The line $l_1$ has equation $y = -2x + 3$ - Edexcel - A-Level Maths Pure - Question 6 - 2013 - Paper 3

To find the x-coordinate of point $A$, we need to set $y = 0$ in the equation of line $l_1$:

$0 = -2x + 3$ Solving for $x$ gives:

$2x = 3 \implies x = \frac{3}{2}$

Thus, the x-coordinate of point $A$ is $\frac{3}{2}$.

Next, to find the y-coordinate of point $B$, we set $x = 0$ in the equation of line $l_1$:

$y = -2(0) + 3 = 3$

Thus, the y-coordinate of point $B$ is $3$.

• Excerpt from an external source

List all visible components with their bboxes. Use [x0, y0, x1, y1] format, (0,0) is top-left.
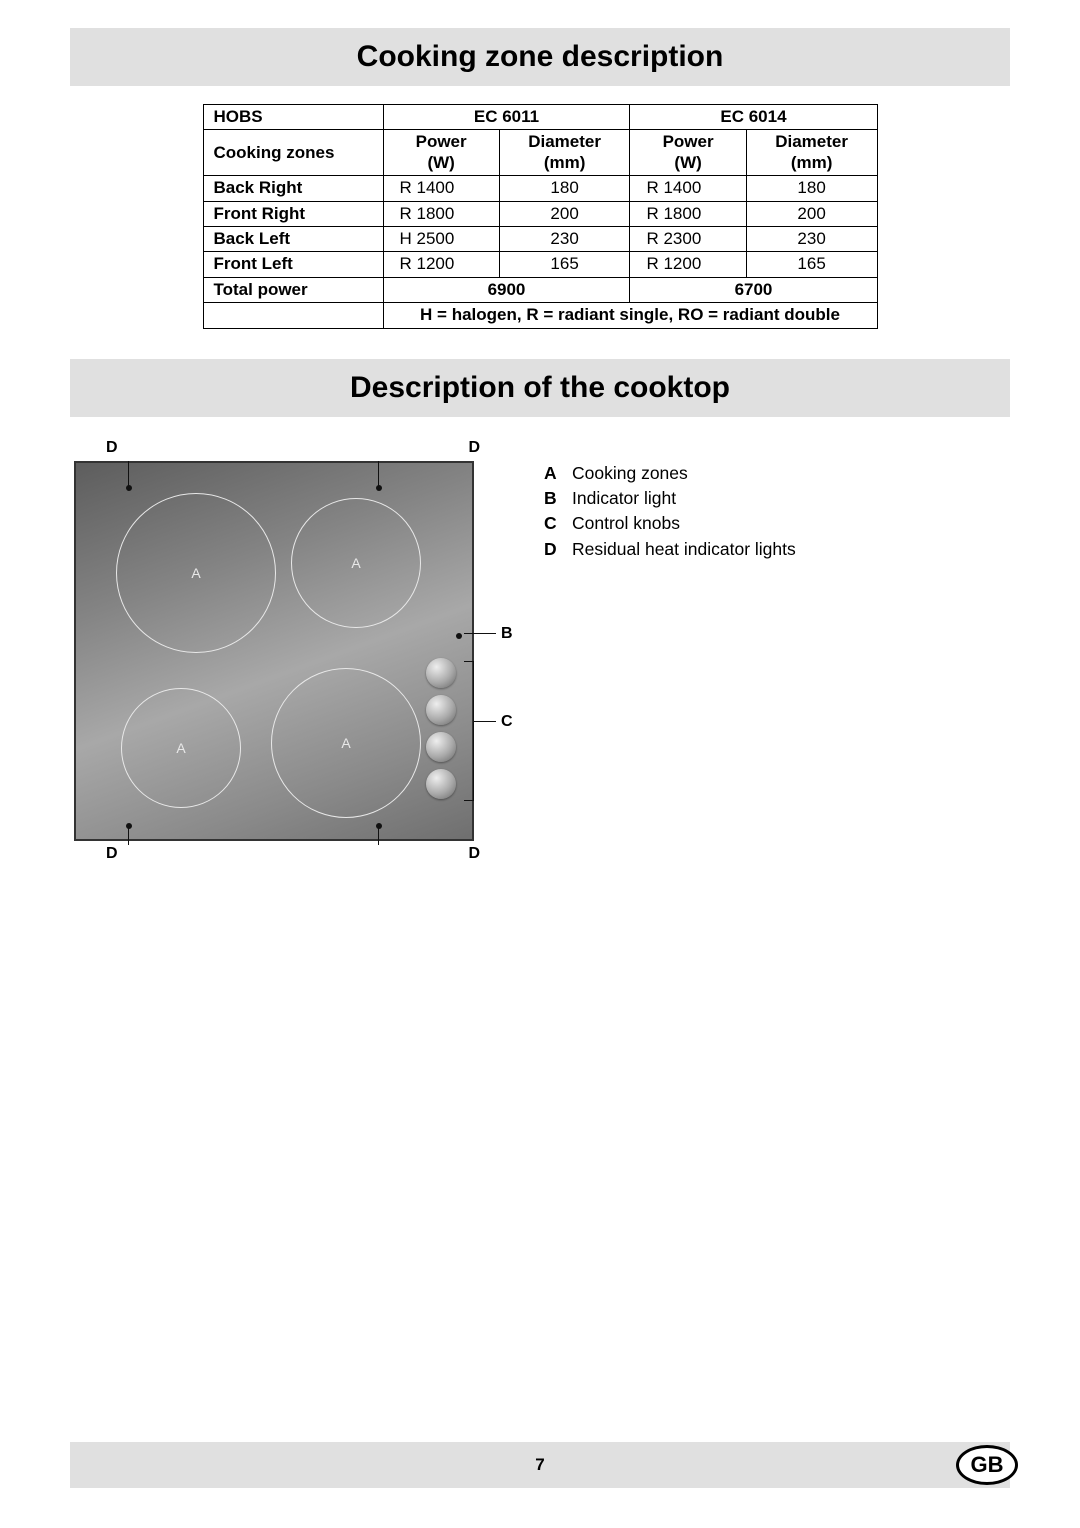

To find the area of triangle $OAB$, we use the formula for the area of a triangle given by: $\text{Area} = \frac{1}{2} \times \text{base} \times \text{height}$

In this case, we can take the base as the distance from $O(0, 0)$ to $A(\frac{3}{2}, 0)$, which is $\frac{3}{2}$, and the height as the y-coordinate of point $B(0, 3)$.

Hence, the area is: $\text{Area} = \frac{1}{2} \times \frac{3}{2} \times 3 = \frac{9}{4}$

Therefore, the area of triangle $OAB$ is $\frac{9}{4}$ square units.